Reference numeral 50 denotes a flow rate control valve, which has the function of preventing the cable from becoming lowered too quickly when lowering the underwater cable into seawater, such as when lowering a submarine drilling device from a support ship.

That is, when lowering the cable, the solenoid valve 43 is shifted upward to change the direction of rotation of the hydraulic motor 27, and the solenoid valve 46 is shifted downward to connect the oil passage 51 to the flow rate control valve 50, so that the rotation direction of the hydraulic motor 27 is changed.
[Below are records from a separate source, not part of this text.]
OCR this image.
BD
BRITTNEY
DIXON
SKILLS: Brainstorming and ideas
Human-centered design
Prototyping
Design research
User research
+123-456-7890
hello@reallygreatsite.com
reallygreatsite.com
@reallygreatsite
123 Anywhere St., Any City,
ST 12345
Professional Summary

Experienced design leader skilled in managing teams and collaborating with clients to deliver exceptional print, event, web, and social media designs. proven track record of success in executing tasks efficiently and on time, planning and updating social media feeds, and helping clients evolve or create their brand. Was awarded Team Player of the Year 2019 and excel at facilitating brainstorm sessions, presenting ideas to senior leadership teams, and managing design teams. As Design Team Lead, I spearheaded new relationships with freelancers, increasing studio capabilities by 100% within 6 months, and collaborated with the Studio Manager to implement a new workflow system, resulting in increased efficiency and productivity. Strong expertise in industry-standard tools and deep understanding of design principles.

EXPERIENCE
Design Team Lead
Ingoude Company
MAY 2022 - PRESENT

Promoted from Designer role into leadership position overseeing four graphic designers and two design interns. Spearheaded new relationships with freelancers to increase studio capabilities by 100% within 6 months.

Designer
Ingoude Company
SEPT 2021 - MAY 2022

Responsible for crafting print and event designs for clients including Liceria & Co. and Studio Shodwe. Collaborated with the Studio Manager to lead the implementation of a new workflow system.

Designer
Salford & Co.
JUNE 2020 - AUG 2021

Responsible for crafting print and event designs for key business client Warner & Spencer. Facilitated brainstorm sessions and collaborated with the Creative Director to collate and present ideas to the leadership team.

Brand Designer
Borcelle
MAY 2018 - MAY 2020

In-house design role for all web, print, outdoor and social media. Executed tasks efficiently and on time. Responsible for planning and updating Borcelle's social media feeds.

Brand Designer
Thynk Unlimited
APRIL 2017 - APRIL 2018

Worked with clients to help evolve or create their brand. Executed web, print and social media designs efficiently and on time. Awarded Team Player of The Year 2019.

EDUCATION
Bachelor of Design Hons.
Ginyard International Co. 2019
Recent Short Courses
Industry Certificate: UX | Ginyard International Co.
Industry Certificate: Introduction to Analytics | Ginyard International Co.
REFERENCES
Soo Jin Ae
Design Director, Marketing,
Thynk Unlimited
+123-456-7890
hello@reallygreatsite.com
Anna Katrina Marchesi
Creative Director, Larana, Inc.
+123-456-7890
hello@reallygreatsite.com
The released pressure oil is appropriately throttled, and in this way the rotational speed of the hydraulic motor 27 is kept within an allowable range.

When the solenoid valve 46 is shifted upward, the oil passage 51 is closed and the hydraulic motor 27 is locked.
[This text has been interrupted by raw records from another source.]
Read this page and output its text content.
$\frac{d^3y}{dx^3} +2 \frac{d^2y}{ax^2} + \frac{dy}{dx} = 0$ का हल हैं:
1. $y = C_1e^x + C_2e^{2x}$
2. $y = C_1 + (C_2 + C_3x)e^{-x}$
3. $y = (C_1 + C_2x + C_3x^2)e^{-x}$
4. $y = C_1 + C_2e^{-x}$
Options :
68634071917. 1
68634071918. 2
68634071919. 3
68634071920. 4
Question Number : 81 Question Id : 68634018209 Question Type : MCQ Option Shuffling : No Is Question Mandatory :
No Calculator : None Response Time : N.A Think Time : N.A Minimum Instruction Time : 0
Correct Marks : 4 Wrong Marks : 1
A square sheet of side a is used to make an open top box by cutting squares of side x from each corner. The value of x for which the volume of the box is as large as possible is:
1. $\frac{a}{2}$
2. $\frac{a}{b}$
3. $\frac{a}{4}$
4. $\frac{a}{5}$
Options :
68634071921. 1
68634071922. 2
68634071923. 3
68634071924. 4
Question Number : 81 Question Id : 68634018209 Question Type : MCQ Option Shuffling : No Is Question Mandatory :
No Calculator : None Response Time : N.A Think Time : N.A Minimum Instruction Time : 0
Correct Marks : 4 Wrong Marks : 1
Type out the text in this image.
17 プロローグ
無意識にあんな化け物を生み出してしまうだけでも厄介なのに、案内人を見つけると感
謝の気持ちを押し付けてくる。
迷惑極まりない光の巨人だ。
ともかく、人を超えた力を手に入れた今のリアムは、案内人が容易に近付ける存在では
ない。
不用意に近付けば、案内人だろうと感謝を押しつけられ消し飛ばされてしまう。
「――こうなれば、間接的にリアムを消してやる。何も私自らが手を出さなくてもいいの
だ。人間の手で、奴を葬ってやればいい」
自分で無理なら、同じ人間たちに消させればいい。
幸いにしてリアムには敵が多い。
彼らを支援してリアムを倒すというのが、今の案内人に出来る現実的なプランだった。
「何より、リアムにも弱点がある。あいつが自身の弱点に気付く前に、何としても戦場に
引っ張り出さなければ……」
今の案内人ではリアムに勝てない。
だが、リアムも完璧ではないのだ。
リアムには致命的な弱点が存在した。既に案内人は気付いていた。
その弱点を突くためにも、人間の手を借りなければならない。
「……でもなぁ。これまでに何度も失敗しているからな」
As explained above, the present invention includes the prime mover 24 and the prime mover 2.
Hydraulic pump 25 driven by Hydraulic pump 4 and Hydraulic pump 2
a first pressure control valve 42 between the hydraulic pump 25 and the check valve 41; A rotation direction switching valve (electromagnetic valve 43) having an inlet connected to the side and having two outlets, a hydraulic motor 27 for driving the cable pulling device having two entrances and exits, and a rotation direction switching valve (
A cable pulling pressure oil supply path 44 connects one outlet of the solenoid valve 43) and one outlet of the hydraulic motor 27, and connects the other outlet of the rotation direction switching valve 43 and the other outlet of the hydraulic motor 27. The second pressure control valve 4 in the cable input pressure oil supply path 45 and the cable pull-up pressure oil supply path 44
8, the set pressure of the first pressure control valve 42 is lower than the set pressure of the second pressure control valve 48, and both of these set pressures are configured to keep the cable tension below the permissible cable tension. According to the present invention, a cable tension detection device is not required.
When the tension of the power-supplying cable falls below a set value, the cable is pulled out, and when the tension exceeds the set value, the cable is let out, which can be automatically repeated.
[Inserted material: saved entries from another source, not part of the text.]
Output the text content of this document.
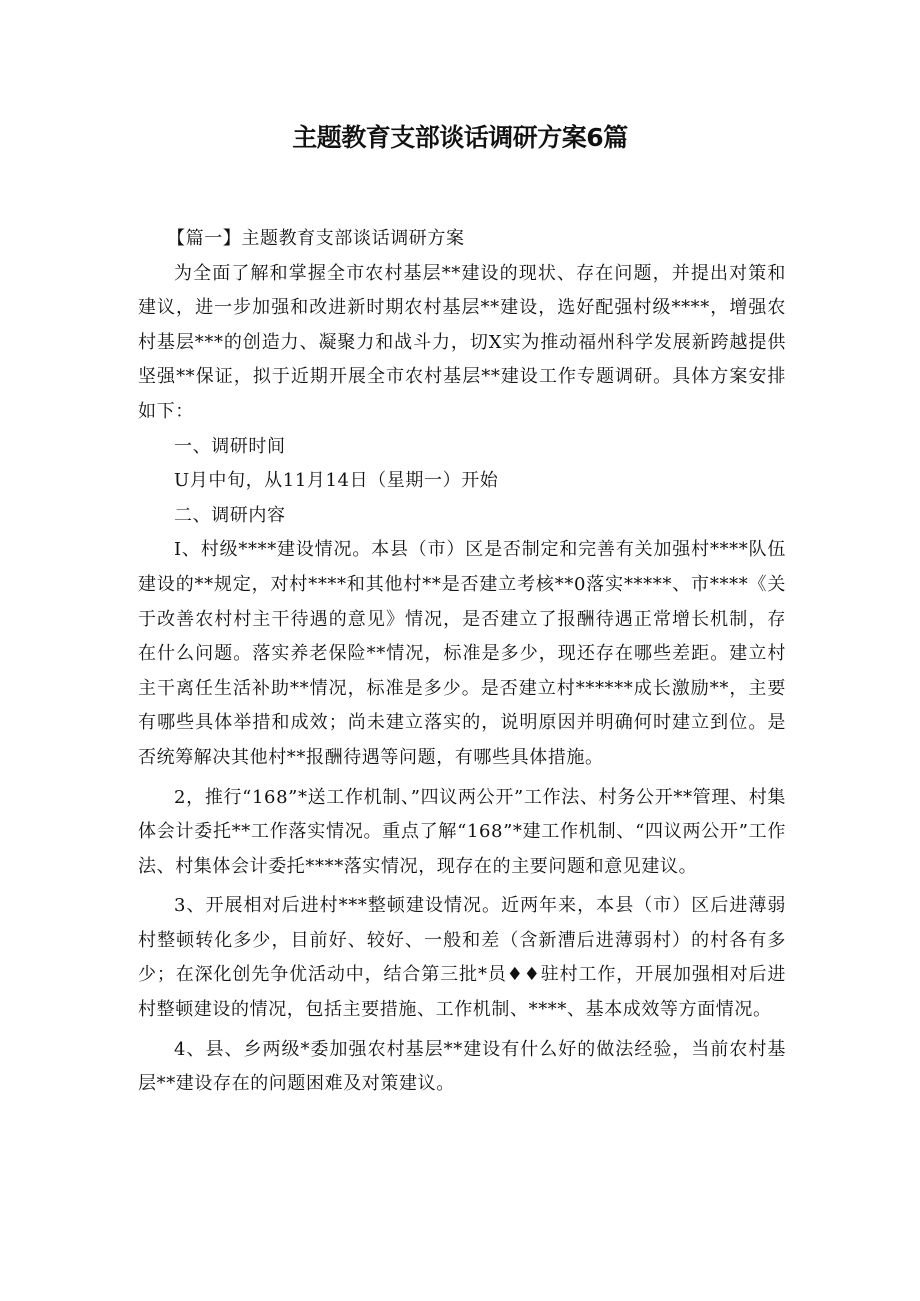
主题教育支部谈话调研方案6篇

【篇一】主题教育支部谈话调研方案

为全面了解和掌握全市农村基层**建设的现状、存在问题，并提出对策和建议，进一步加强和改进新时期农村基层**建设，选好配强村级****，增强农村基层***的创造力、凝聚力和战斗力，切X实为推动福州科学发展新跨越提供坚强**保证，拟于近期开展全市农村基层**建设工作专题调研。具体方案安排如下：

一、调研时间

U月中旬，从11月14日（星期一）开始

二、调研内容

I、村级****建设情况。本县（市）区是否制定和完善有关加强村****队伍建设的**规定，对村****和其他村**是否建立考核**0落实*****、市****《关于改善农村村主干待遇的意见》情况，是否建立了报酬待遇正常增长机制，存在什么问题。落实养老保险**情况，标准是多少，现还存在哪些差距。建立村主干离任生活补助**情况，标准是多少。是否建立村******成长激励**，主要有哪些具体举措和成效；尚未建立落实的，说明原因并明确何时建立到位。是否统筹解决其他村**报酬待遇等问题，有哪些具体措施。

2，推行“168”*送工作机制、”四议两公开”工作法、村务公开**管理、村集体会计委托**工作落实情况。重点了解“168”*建工作机制、“四议两公开”工作法、村集体会计委托****落实情况，现存在的主要问题和意见建议。

3、开展相对后进村***整顿建设情况。近两年来，本县（市）区后进薄弱村整顿转化多少，目前好、较好、一般和差（含新漕后进薄弱村）的村各有多少；在深化创先争优活动中，结合第三批*员♦♦驻村工作，开展加强相对后进村整顿建设的情况，包括主要措施、工作机制、****、基本成效等方面情况。

4、县、乡两级*委加强农村基层**建设有什么好的做法经验，当前农村基层**建设存在的问题困难及对策建议。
[Brief explanation of the drawing]

Figure 1 is a front view showing the power supply system for marine equipment, Figure 2
The figure is a plan view of the take-up device and winding device on the support ship, and FIG. 3 is a hydraulic circuit diagram. 25: Hydraulic pump, 41: Check valve, 42: First pressure control valve, 27: Hydraulic motor, 44: Pressure oil supply path for cable pulling, 45: Pressure oil supply path for cable input, 43: Solenoid valve ( (Example of rotational direction switching valve), 48: Second pressure control valve.

Claims (1)

[Claims] 1. A prime mover, a hydraulic pump driven by the prime mover, a check valve connected to the discharge side of the hydraulic pump and allowing flow only in the discharge direction of the hydraulic pump, and a first pressure control between the hydraulic pump and the check valve. A valve, a rotational direction switching valve having an inlet connected to the discharge side of the check valve and having two outlets, a hydraulic motor for driving a cable pulling device having two inlets and outlets, and one outlet of the rotational direction switching valve. A pressure oil supply path for cable pulling that connects one entrance and exit of the hydraulic motor, a pressure oil supply path for cable input that connects the other exit of the rotation direction switching valve and the other entrance and exit of the hydraulic motor, and a pressure oil supply path for cable pulling that connects the other exit of the rotation direction switching valve and the other entrance and exit of the hydraulic motor. a second pressure control valve in the pressure oil supply line, the set pressure of the first pressure control valve is lower than the set pressure of the second pressure control valve, and both set pressures reduce the cable pulling force to the cable. An underwater cable insertion and recovery device characterized by being configured to maintain a tensile force below an allowable tensile force.